Behind us clouds are drifting into the valley, but the summit is, for now, free of fog.
At the top there is a small path to a summit, which of course we have to take. 2820something meters! I don’t think I’ve ever been higher before.
Nine crosses embedded in the rock. Apparently to commemorate nine monks who perished in a storm, but I don’t know if that is true.
The rest of the path is easy walking -quick climb to another peak with a triumphant selfie- and then a long, long way down, partially through the fog.
Refugio or Hipster Cafe?
Halfway down is Refugio Ulldeter, where we stop for a lunch break. We just walked for an hour through the fog, and can use a coffee. “Do you have anything to eat?” We ask hopeful, as it’s too early for Spanish lunchtime. “Sure!” replies the warden, and proceeds to list the menu which includes things like homemade peach cake, blondies and brownies, and (homemade!) chocolate chip cookies. We are stunned. Is this a hut or a hipster café? Immensely grateful we order coffee and cake each, and supplement it with our own tortillawraps and cream cheese and whatever else comes out of our food bags.
After thirty, forty minutes we get ready to leave, and right that time we hear thunder and it starts raining. Great. I mean, we knew it was coming and at least we’re quite a way down from the pass, but we’re still in the clouds. Can lightning strike you when you’re in the clouds? We’re not sure but we think probably yes. In any case, we need to get down further so we put on all our waterproofs and gloves and make a go for it.
At least it’s just rain and not hail, but in no time the trail is full of water. Water finds the path of least resistance down, and so do we, which means that we’re sloshing through 10cm of icy cold water flowing down the trail.
Oh well, I guess my shoes could use a rinse anyway.
Down down down we go, splosh splosh. It’s beautiful scenery, really, except we all have our hoods pulled tight around our faces and we don’t stop to look around.

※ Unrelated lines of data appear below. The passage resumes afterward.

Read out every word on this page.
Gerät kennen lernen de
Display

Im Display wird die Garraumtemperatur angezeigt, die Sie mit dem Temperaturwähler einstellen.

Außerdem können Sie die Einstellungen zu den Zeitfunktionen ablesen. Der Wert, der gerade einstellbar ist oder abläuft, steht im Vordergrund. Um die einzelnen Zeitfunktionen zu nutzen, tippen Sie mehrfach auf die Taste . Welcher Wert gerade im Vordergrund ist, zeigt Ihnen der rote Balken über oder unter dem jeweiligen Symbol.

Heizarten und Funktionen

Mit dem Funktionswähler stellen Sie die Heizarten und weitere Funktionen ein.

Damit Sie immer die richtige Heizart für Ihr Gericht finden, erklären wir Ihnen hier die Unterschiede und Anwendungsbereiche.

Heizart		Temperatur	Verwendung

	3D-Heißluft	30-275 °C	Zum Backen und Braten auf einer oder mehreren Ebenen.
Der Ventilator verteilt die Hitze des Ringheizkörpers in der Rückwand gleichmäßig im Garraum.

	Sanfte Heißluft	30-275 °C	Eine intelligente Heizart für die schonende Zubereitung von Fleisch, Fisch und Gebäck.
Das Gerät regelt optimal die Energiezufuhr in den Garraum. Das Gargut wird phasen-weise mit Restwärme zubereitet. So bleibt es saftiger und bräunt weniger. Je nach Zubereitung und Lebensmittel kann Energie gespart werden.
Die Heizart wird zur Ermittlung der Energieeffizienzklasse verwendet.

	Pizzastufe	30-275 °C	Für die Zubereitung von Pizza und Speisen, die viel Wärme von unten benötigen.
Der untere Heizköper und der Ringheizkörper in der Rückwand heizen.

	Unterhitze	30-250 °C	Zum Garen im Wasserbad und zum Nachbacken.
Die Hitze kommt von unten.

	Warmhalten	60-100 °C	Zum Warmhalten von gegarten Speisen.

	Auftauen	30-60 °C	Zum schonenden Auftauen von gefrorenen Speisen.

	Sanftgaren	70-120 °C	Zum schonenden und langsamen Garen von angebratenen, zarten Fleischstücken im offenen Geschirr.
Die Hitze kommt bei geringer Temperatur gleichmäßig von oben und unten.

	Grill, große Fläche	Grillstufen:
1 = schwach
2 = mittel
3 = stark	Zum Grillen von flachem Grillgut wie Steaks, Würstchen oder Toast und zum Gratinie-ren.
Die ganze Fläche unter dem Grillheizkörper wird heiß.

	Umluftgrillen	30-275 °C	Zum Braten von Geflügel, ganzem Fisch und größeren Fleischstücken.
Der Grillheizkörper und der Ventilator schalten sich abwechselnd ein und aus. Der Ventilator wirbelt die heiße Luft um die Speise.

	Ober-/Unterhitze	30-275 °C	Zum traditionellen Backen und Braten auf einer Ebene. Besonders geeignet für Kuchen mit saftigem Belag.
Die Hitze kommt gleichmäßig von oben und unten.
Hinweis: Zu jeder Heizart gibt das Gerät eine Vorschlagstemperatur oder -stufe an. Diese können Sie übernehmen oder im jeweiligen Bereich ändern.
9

What feels like an eternity later (but is probably around 2 hours or so) we step into the hotel lobby. Paul and Maria have a reservation. I don’t, but no way that I’m going to continue walking and camp like this, so I ask if they can arrange an extra bed in the room. No problem! We take turns showering and soon every hook, rail, and bit of furniture in the room is covered in wet and damp gear to dry. It looks like a very unorganised outdoor store. So glad to be inside and dry though.